Jason Riley, columnist for The Wall Street Journal, tells us Ms. Rice spoke pointedly about the importance of school choice for low-income families. “We already have a choice system in education,” she said. “If you are of means, you will move to a district where the schools are good and the houses are expensive, like Palo Alto, Calif.” If you can afford it, she added, “you will send your kids to private school. So, who’s stuck in failing neighborhood schools? Poor kids. A lot of them minority kids.”
Ms. Rice expressed little patience for elites who criticize school choice for others while exercising it for their own kin. “How can you say you’re for civil rights—how can you say you’re for the poor—when you’re condemning those children to not being able to read?” she said. “If you want to say that school choice and vouchers and charter schools are destroying the public schools, fine. You write that editorial in the Washington Post. But then, don’t send your kids to Sidwell Friends,” the private school in Washington where tuition tops $55,000.
The good news is that school-reform advocates have made significant gains in recent years even though the current administration has been more hostile than its Democratic predecessors to educational choice. Bill Clinton and Barack Obama supported charters, as do large majorities of low-income minorities, but Joe Biden has disparaged school choice and has made it more difficult for charter operators to secure federal funding. The reason is Biden is beholden to the teachers unions because his wife Jill is a member!
But states are making progress. In 2023 Arkansas, Florida, Iowa and Ohio created or expanded programs that give underprivileged families more education options. Earlier this year, Alabama’s Republican governor, Kay Ivey, signed the Choose Act, which creates education savings accounts that can be used for public schools, private schools, online schools or home schooling. And in Texas, GOP Gov. Greg Abbott overcame opposition from the teachers unions (and some antichoice Republicans) to secure a legislative majority in November that will allow the state to pass an ESA bill that failed last year.
Nevertheless, school-choice evangelists suffered a defeat last week in Oklahoma, where the state Supreme Court blocked plans to establish the country’s first religious charter school. Last year, an Oklahoma school board voted to approve a Catholic Archdiocese application to create the taxpayer-funded St. Isidore of Seville Catholic Virtual School. State Attorney General Gentner Drummond, a Republican, sued to stop the school from opening, alleging that a contract between the state and a religious institution violated state and federal law.

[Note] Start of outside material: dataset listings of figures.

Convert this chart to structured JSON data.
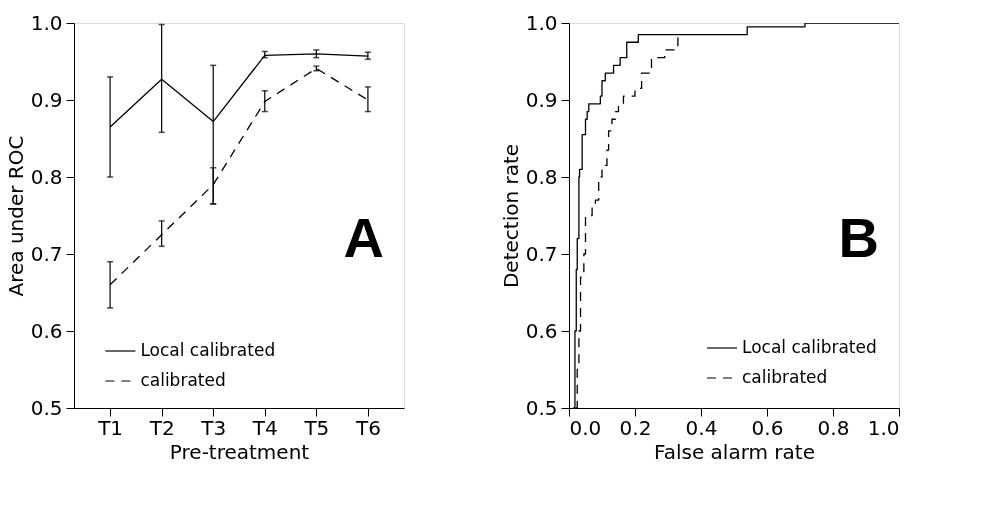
{
  "chart_data": [
    {
      "type": "line",
      "xlabel": "Pre-treatment",
      "ylabel": "Area under ROC",
      "categories": [
        "T1",
        "T2",
        "T3",
        "T4",
        "T5",
        "T6"
      ],
      "ylim": [
        0.5,
        1.0
      ],
      "yticks": [
        0.5,
        0.6,
        0.7,
        0.8,
        0.9,
        {
          "value": 1.0,
          "label": "1.0"
        }
      ],
      "grid": false,
      "legend": "bottom",
      "annotations": [
        "A"
      ],
      "series": [
        {
          "name": "Local calibrated",
          "color": "#000000",
          "line_style": "solid",
          "values": [
            0.865,
            0.927,
            0.872,
            0.958,
            0.96,
            0.957
          ],
          "errors": [
            [
              0.8,
              0.93
            ],
            [
              0.858,
              0.998
            ],
            [
              0.765,
              0.945
            ],
            [
              0.955,
              0.963
            ],
            [
              0.955,
              0.965
            ],
            [
              0.953,
              0.962
            ]
          ]
        },
        {
          "name": "calibrated",
          "color": "#000000",
          "line_style": "dashed",
          "values": [
            0.66,
            0.725,
            0.79,
            0.898,
            0.941,
            0.9
          ],
          "errors": [
            [
              0.63,
              0.69
            ],
            [
              0.71,
              0.743
            ],
            [
              0.765,
              0.812
            ],
            [
              0.885,
              0.912
            ],
            [
              0.938,
              0.944
            ],
            [
              0.885,
              0.917
            ]
          ]
        }
      ]
    },
    {
      "type": "step",
      "xlabel": "False alarm rate",
      "ylabel": "Detection rate",
      "xlim": [
        0.0,
        1.0
      ],
      "xticks": [
        {
          "value": 0.0,
          "label": "0.0"
        },
        0.2,
        0.4,
        0.6,
        0.8,
        {
          "value": 1.0,
          "label": "1.0"
        }
      ],
      "ylim": [
        0.5,
        1.0
      ],
      "yticks": [
        0.5,
        0.6,
        0.7,
        0.8,
        0.9,
        {
          "value": 1.0,
          "label": "1.0"
        }
      ],
      "grid": false,
      "legend": "bottom right",
      "annotations": [
        "B"
      ],
      "series": [
        {
          "name": "Local calibrated",
          "color": "#000000",
          "line_style": "solid",
          "x": [
            0.012,
            0.018,
            0.022,
            0.025,
            0.03,
            0.032,
            0.04,
            0.05,
            0.055,
            0.06,
            0.095,
            0.1,
            0.11,
            0.135,
            0.155,
            0.175,
            0.21,
            0.54,
            0.715,
            1.0
          ],
          "values": [
            0.5,
            0.6,
            0.68,
            0.72,
            0.8,
            0.81,
            0.855,
            0.875,
            0.885,
            0.895,
            0.905,
            0.925,
            0.935,
            0.945,
            0.955,
            0.975,
            0.985,
            0.995,
            1.0,
            1.0
          ]
        },
        {
          "name": "calibrated",
          "color": "#000000",
          "line_style": "dashed",
          "x": [
            0.02,
            0.025,
            0.03,
            0.035,
            0.045,
            0.05,
            0.07,
            0.08,
            0.09,
            0.1,
            0.115,
            0.12,
            0.13,
            0.14,
            0.15,
            0.165,
            0.2,
            0.22,
            0.25,
            0.29,
            0.33,
            0.335
          ],
          "values": [
            0.5,
            0.55,
            0.6,
            0.67,
            0.7,
            0.75,
            0.765,
            0.77,
            0.8,
            0.815,
            0.835,
            0.86,
            0.875,
            0.885,
            0.895,
            0.905,
            0.915,
            0.935,
            0.955,
            0.965,
            0.985,
            0.985
          ]
        }
      ]
    }
  ]
}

In a 6-2 ruling, the court said Oklahoma’s constitution requires public schools, including charter schools, to be nonsectarian. The court also said that the contract violated the Establishment Clause of the U.S. Constitution, which prohibits the state from using public money to support a religious institution. A lawyer for St. Isidore told the Journal that an appeal to the U.S. Supreme Court is in the works, and let’s hope so.
It’s hard to imagine anyone opposing school choice initiatives unless they are beholden to the teachers unions. School choice is the means to a productive future that should be available to all children, regardless of their economic status. If you oppose that, you are exposing your political bias and demonstrating you care more about the teachers union agenda than you do about the future of America’s children.
Just as civil rights became the issue of the 1960s, school choice has become the issue of the 21st century. It’s time everyone got on board this train.